If you have a car powered by thorium, you do not need refueling every time. Because thorium lasts a long time, and thorium is a chemical element and is naturally one of the alternative nuclear fuel to uranium types.
It’s become increasingly clear that our modern day propulsion systems aren’t really needed anymore. New technologies are waiting to be unleashed, technologies that are much more efficient and harmonious with the planet. When it comes to efficiency, thorium seems to be one at the top of the list.
As far as fuelling a car goes, it could run for 100 years on just 8 grams of fuel. A company called Laser Power Systems has been working on creating an emissions free turbine/electric generator powered by nuclear thorium lasers. Charles Stevens, CEO and chairman of the Connecticut-based company claims that one gram of thorium yields the energy of 7,500 gallons of gasoline. The energy is harnessed by heating the thorium with an external source, which then becomes so dense that its molecules emit heat.
Multiple countries and military agencies have experimented with Thorium as a fuel source for a number of years.
If your car was powered by thorium, you would never need to refuel it. The vehicle would burn out long before the chemical did. The fuel would in fact out live you.
Thorium is a naturally occurring radioactive chemical element, and is most popular for its potential to replace current nuclear energy generation by implementing reactors powered by thorium, which would be an alternative to uranium. It’s definitely a much safer fuel for civilian power plants than uranium.
“If a thorium, molten-salt reactor can be successfully developed, it will remove all fears about nuclear energy,” says Fang Jinqing, a retired nuclear researcher at the China Institute of Atomic Energy. “The technology works in theory, and it may have the potential to reshape the nuclear power landscape, but there are a lot of technical challenges.”(2)
This idea has been around for quite some time now:
“What China is attempting is to turn the nuclear clock back to the mid-1960s, when Oak Ridge successfully operated a reactor with fuel derived from thorium and cooled with molten salts. The lab also produced detailed plans for a commercial-scale power plant.Despite considerable promise, the thorium test reactor was shut down in 1969 after about five years of operation.
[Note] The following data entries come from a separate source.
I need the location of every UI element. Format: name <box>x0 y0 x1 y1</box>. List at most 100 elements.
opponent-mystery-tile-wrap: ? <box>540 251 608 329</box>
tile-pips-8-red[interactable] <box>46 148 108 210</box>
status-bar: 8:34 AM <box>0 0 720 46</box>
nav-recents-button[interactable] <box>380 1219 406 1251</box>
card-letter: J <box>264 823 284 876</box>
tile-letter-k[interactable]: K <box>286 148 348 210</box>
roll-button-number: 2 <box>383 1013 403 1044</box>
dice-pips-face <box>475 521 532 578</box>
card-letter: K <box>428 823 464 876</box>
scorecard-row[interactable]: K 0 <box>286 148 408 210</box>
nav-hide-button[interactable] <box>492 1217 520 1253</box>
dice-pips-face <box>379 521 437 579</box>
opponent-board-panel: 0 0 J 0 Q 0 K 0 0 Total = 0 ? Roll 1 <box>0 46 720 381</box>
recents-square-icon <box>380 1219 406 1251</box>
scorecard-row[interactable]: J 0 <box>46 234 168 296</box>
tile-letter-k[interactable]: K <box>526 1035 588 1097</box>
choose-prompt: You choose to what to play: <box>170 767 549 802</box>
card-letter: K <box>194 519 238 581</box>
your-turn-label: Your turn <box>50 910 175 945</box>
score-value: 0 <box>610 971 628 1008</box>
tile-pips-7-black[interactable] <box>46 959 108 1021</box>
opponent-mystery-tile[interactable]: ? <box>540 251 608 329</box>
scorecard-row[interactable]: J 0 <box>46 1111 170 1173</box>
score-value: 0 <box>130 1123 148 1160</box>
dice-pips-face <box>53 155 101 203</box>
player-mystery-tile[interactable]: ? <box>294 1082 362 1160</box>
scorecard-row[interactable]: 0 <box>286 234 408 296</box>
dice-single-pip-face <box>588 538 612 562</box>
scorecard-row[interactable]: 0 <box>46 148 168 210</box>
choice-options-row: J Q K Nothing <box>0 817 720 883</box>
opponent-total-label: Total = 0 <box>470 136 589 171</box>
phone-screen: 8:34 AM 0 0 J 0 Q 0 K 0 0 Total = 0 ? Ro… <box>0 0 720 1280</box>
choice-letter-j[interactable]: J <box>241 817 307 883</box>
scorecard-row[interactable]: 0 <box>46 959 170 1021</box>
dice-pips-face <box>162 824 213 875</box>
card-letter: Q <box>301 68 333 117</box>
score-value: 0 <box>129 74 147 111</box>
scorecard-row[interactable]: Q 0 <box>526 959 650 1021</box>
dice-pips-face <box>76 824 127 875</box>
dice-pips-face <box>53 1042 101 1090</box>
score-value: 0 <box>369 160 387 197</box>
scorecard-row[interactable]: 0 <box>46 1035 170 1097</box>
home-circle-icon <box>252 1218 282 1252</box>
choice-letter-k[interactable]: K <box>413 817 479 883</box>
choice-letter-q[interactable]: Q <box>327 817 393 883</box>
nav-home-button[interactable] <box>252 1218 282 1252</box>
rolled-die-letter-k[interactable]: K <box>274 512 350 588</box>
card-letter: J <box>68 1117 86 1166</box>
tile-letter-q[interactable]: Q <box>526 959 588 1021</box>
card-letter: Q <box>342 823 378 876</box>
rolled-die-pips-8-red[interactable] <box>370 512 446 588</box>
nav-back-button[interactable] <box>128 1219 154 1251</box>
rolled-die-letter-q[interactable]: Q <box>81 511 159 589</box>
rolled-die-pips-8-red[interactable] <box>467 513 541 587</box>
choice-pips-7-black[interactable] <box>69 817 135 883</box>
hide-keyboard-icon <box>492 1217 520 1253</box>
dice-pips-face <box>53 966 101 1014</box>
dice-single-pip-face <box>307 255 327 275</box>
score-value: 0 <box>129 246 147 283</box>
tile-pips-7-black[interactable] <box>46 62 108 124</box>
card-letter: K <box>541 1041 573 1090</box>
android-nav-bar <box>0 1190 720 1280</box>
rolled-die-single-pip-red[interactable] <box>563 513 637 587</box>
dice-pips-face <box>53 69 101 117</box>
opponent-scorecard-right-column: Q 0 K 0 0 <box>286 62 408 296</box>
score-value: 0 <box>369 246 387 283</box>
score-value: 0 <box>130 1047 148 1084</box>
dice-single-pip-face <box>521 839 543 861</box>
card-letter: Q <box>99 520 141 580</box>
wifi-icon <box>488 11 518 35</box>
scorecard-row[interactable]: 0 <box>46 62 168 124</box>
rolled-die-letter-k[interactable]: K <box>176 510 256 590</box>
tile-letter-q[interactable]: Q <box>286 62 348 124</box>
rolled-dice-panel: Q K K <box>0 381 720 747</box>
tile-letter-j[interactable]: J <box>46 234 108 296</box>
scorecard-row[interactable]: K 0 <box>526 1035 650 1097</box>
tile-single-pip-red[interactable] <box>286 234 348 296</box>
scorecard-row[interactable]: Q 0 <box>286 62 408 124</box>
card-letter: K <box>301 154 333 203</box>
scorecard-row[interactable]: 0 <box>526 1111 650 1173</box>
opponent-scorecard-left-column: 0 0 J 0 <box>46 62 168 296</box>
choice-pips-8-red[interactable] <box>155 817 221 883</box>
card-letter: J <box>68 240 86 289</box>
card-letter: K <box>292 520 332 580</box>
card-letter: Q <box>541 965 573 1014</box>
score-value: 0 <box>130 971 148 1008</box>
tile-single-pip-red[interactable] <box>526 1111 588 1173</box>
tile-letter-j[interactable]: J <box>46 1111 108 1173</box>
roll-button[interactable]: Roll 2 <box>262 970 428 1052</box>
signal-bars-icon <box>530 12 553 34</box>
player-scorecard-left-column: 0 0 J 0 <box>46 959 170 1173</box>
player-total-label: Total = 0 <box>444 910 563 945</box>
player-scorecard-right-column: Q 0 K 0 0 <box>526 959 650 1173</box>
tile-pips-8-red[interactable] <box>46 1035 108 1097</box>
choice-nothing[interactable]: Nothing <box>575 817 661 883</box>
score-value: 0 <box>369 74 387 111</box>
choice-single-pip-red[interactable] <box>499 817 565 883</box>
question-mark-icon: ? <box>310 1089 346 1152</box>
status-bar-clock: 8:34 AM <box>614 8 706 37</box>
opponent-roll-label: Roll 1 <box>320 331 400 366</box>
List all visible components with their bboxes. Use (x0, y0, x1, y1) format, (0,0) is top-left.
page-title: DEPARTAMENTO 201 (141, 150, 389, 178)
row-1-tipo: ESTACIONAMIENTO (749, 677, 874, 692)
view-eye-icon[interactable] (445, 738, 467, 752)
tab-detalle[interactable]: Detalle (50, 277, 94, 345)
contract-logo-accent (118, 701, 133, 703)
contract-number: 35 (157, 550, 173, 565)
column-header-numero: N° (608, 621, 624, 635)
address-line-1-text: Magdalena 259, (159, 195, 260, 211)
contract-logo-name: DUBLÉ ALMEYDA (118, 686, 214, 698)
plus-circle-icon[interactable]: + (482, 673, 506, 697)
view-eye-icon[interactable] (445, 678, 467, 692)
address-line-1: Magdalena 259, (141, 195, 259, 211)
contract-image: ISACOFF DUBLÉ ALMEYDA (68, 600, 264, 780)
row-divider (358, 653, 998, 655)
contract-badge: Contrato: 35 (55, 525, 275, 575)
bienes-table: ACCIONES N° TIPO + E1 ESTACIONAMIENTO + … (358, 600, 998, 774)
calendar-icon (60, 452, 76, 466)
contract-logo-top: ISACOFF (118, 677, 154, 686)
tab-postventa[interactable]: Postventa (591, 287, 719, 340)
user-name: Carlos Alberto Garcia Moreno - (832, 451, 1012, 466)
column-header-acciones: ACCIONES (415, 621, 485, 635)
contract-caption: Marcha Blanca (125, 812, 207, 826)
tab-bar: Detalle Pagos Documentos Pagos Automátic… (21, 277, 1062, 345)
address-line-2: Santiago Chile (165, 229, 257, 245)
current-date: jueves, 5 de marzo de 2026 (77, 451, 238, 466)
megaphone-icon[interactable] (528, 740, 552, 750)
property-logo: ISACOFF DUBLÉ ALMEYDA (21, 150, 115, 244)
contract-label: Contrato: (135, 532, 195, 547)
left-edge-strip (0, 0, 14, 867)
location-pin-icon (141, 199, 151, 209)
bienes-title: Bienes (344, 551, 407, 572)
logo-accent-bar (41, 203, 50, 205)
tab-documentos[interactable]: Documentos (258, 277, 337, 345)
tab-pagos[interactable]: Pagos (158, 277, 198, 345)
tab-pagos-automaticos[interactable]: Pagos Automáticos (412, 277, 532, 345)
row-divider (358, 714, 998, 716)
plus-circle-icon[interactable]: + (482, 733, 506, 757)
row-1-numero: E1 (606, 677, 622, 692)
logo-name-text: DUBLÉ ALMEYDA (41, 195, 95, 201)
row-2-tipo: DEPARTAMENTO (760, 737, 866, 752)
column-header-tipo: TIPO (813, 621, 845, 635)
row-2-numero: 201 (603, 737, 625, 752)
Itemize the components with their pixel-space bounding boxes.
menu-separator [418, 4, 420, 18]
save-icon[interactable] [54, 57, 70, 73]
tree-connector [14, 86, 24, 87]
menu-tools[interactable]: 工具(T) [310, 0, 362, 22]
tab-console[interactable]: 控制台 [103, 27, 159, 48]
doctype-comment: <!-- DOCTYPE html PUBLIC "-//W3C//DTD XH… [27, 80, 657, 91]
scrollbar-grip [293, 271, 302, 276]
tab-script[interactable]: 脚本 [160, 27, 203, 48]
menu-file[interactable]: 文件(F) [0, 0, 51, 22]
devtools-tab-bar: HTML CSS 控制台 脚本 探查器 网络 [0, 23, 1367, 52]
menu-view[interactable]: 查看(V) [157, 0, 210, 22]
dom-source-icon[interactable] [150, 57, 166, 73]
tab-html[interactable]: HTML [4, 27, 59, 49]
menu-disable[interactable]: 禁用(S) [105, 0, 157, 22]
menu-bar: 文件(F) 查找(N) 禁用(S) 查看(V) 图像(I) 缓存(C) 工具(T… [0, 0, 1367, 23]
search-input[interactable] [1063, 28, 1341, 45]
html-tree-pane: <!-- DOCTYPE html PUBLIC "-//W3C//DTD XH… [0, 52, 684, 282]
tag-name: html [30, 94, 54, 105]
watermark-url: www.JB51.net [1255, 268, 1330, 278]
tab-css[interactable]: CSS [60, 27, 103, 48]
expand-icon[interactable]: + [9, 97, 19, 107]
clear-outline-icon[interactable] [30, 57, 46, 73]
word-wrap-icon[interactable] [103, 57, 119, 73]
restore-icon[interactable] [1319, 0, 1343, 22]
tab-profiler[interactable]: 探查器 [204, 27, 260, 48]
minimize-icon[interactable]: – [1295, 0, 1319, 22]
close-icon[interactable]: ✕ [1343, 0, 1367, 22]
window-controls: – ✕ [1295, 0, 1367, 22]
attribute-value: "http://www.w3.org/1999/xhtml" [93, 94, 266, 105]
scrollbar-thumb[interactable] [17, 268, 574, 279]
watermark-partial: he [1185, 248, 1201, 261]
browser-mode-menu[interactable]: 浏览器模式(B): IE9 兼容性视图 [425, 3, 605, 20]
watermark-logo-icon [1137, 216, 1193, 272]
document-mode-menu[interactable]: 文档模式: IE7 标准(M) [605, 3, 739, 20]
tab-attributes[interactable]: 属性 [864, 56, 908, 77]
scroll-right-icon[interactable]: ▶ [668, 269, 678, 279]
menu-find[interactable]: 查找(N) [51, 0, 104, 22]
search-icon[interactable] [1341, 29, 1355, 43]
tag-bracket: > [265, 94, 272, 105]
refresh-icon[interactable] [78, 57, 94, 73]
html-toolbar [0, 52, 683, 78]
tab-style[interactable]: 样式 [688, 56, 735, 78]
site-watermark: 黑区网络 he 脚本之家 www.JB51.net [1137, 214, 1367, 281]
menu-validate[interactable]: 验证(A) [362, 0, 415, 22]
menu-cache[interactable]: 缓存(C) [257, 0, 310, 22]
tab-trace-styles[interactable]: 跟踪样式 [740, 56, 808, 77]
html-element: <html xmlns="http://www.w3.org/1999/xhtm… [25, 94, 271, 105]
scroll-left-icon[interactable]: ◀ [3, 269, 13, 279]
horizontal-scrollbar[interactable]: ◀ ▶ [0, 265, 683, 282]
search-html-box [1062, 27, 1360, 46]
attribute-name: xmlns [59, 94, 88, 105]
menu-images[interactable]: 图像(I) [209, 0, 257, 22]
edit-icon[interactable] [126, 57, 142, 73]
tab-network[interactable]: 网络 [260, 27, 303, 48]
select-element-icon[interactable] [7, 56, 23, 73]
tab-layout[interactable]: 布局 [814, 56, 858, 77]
Research was effectively shelved when the Nixon Administration decided in the 1970s that the U.S nuclear industry would concentrate on a new generation of uranium-fueled, fast-breeder reactors. For a range of technical and political reasons, not least the public’s fear of nuclear plants, these new uranium reactors have yet to come into widespread commercial use.”
One thing is clear, modern day nuclear reactors are not needed anytime. A time for change has arrived, and one big part of that is the way in which we generate energy.